Api Platform - Symfony - return json in a persist fuction

Question

I needd to return a JsonResponse inside persist fuction.

this is an example of my DataPersister class, the goal it's return a JsonResponse, when i try, i get the error: The controller must return a \"Symfony\Component\HttpFoundation\Response\" object but it returned an object of type App\Entity\VerificationCodes.

<?php
// api/src/DataPersister/UsersDataPersister.php

namespace App\DataPersister;

use ApiPlatform\Core\DataPersister\DataPersisterInterface;
use App\Entity\Users;
use Doctrine\Common\Persistence\ManagerRegistry;
use Symfony\Component\HttpFoundation\Response;
use Symfony\Component\HttpFoundation\JsonResponse;

final class UsersDataPersister implements DataPersisterInterface 
{    
    private $managerRegistry;

    public function __construct(ManagerRegistry $managerRegistry)
    {
      $this->managerRegistry = $managerRegistry;
    }


    public function supports($data): bool
    {
        return $data instanceof Users;
    }

    public function persist($data){
        $em = $this->managerRegistry->getManagerForClass(Users::class);
        $user = new Users();
        //Persist User with encode password
        return $user;
        return new JsonResponse(['response'=>'yes']);
    }


    public function remove($data)
    {
      throw new \RuntimeException('"remove" is not supported');
    }
}

please help me or tell me what i can do, than you

Answer 1

If you want that App\Entity\Users class will be converted into a JSON you can implement JsonSerializable inferface (is PHP native interface).
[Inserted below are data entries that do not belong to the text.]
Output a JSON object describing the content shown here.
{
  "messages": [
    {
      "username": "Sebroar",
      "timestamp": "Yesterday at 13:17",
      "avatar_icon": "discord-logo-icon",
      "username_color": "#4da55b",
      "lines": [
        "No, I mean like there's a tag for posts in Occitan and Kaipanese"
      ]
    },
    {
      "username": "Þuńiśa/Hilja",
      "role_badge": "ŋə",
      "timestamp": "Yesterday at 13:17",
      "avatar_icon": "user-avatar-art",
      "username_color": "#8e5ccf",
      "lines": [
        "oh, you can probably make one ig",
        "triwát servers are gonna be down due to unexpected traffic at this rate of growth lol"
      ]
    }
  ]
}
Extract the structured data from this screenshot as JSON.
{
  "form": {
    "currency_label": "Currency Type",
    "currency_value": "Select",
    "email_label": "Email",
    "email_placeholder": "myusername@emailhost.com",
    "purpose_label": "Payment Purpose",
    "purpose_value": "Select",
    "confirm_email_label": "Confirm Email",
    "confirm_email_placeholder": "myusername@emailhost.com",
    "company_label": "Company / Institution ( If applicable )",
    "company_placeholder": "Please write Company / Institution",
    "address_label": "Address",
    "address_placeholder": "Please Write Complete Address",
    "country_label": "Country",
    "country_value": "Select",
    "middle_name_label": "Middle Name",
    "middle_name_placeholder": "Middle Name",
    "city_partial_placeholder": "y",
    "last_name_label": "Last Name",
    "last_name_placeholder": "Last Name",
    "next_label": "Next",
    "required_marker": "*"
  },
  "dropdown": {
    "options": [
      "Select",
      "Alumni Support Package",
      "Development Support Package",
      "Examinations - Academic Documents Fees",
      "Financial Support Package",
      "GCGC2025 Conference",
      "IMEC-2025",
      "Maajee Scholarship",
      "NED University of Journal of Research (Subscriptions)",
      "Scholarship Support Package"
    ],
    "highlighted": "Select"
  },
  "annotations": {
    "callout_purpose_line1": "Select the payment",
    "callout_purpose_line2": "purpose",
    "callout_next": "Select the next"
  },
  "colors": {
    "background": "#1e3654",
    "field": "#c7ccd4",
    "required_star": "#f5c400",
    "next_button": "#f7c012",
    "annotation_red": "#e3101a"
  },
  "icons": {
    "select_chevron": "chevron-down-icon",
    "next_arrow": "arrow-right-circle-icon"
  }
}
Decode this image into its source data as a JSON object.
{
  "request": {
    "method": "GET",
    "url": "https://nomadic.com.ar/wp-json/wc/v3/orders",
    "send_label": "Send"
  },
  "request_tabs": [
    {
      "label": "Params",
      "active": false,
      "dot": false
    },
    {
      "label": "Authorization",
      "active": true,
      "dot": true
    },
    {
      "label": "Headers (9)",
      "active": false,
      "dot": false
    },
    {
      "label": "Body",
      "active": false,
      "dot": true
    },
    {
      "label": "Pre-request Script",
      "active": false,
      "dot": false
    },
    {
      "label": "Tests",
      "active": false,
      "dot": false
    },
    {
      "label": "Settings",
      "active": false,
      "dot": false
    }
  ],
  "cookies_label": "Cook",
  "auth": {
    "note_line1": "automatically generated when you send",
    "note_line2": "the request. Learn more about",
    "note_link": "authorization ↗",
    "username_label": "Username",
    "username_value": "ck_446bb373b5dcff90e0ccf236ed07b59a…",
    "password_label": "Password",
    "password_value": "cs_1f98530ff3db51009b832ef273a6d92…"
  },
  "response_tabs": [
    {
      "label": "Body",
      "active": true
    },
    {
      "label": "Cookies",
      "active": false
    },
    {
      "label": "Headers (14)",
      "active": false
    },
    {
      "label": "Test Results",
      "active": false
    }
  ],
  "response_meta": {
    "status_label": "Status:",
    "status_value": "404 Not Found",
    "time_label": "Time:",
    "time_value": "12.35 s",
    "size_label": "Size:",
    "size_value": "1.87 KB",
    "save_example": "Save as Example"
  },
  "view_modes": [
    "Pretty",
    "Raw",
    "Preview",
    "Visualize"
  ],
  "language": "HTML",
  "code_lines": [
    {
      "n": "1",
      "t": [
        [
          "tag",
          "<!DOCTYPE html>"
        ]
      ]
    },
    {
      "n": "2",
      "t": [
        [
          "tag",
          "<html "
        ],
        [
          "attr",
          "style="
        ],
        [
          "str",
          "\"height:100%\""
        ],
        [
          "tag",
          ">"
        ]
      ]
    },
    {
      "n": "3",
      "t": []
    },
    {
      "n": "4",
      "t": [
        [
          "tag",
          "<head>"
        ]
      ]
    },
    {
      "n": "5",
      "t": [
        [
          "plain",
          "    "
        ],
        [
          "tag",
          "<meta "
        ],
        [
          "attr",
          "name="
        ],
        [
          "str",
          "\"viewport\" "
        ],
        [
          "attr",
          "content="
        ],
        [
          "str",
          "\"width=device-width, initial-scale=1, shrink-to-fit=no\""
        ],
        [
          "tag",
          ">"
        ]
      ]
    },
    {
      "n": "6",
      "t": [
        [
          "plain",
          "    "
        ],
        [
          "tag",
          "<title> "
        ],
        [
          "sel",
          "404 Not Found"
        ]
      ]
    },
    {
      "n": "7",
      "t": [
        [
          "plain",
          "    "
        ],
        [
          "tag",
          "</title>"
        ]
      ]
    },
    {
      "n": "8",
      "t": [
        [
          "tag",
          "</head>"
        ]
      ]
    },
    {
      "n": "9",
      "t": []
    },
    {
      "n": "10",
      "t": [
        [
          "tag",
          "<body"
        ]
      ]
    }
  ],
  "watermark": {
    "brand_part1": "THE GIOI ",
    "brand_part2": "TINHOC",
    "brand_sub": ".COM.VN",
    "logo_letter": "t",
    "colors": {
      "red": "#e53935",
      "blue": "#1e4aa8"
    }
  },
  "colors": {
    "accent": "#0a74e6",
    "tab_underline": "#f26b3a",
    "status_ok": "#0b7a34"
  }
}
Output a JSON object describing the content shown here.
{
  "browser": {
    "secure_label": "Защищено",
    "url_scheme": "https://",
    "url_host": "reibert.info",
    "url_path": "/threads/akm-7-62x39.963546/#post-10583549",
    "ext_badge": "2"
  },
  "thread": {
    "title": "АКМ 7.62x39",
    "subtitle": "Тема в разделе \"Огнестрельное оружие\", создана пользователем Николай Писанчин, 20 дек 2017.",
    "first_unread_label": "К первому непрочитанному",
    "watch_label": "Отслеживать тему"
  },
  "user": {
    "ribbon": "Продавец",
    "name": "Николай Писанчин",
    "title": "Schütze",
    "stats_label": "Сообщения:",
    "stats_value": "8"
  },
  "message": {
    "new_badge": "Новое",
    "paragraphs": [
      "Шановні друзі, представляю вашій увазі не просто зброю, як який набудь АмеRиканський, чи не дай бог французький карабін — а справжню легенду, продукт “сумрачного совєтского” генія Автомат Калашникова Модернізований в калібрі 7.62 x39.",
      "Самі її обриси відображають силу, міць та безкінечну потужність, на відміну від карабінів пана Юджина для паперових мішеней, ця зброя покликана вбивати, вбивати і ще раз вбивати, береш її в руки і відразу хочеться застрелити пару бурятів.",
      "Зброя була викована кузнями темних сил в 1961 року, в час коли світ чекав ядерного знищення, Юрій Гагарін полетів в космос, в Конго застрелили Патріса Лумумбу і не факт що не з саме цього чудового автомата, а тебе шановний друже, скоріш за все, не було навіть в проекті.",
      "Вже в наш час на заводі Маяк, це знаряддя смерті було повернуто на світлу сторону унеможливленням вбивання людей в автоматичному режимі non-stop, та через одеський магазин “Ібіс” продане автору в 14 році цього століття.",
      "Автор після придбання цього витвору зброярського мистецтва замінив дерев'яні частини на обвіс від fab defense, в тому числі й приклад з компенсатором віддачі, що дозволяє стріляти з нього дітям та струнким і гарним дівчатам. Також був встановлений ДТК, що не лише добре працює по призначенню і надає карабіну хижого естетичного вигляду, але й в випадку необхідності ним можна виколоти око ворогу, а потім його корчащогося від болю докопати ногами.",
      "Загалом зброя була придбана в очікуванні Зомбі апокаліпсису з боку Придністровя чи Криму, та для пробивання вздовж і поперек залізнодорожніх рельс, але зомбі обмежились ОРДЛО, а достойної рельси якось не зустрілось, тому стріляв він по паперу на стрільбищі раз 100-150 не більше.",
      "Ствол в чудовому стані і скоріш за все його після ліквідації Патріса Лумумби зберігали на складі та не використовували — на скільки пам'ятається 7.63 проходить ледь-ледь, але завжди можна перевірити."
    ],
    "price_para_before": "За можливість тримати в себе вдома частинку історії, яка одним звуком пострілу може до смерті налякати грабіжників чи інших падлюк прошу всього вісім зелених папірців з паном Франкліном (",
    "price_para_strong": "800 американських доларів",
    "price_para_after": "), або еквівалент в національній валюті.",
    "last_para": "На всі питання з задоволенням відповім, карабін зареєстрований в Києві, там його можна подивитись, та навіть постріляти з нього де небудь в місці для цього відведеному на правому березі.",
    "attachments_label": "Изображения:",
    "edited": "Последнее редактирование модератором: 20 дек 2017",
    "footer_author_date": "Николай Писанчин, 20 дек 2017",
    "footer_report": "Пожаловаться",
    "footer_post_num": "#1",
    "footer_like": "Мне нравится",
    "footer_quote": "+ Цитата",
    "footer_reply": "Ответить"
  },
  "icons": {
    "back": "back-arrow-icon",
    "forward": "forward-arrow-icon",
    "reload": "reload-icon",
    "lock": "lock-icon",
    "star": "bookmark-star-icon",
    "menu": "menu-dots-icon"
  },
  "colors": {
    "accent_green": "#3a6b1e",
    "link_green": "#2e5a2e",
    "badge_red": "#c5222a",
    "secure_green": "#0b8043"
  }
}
This interface force you to implement the method jsonSerialized that is automatically called when the object is converted to json (for example when you use json_encode($user);.

Finally you can try with

class Users implements \JsonSerializable
{
    public function jsonSerialize()
    {
        return []; // an array representation of your class
    }
}

then you can ...

return new JsonResponse(json_encode($user));

or (maybe) ...

return new JsonResponse($user);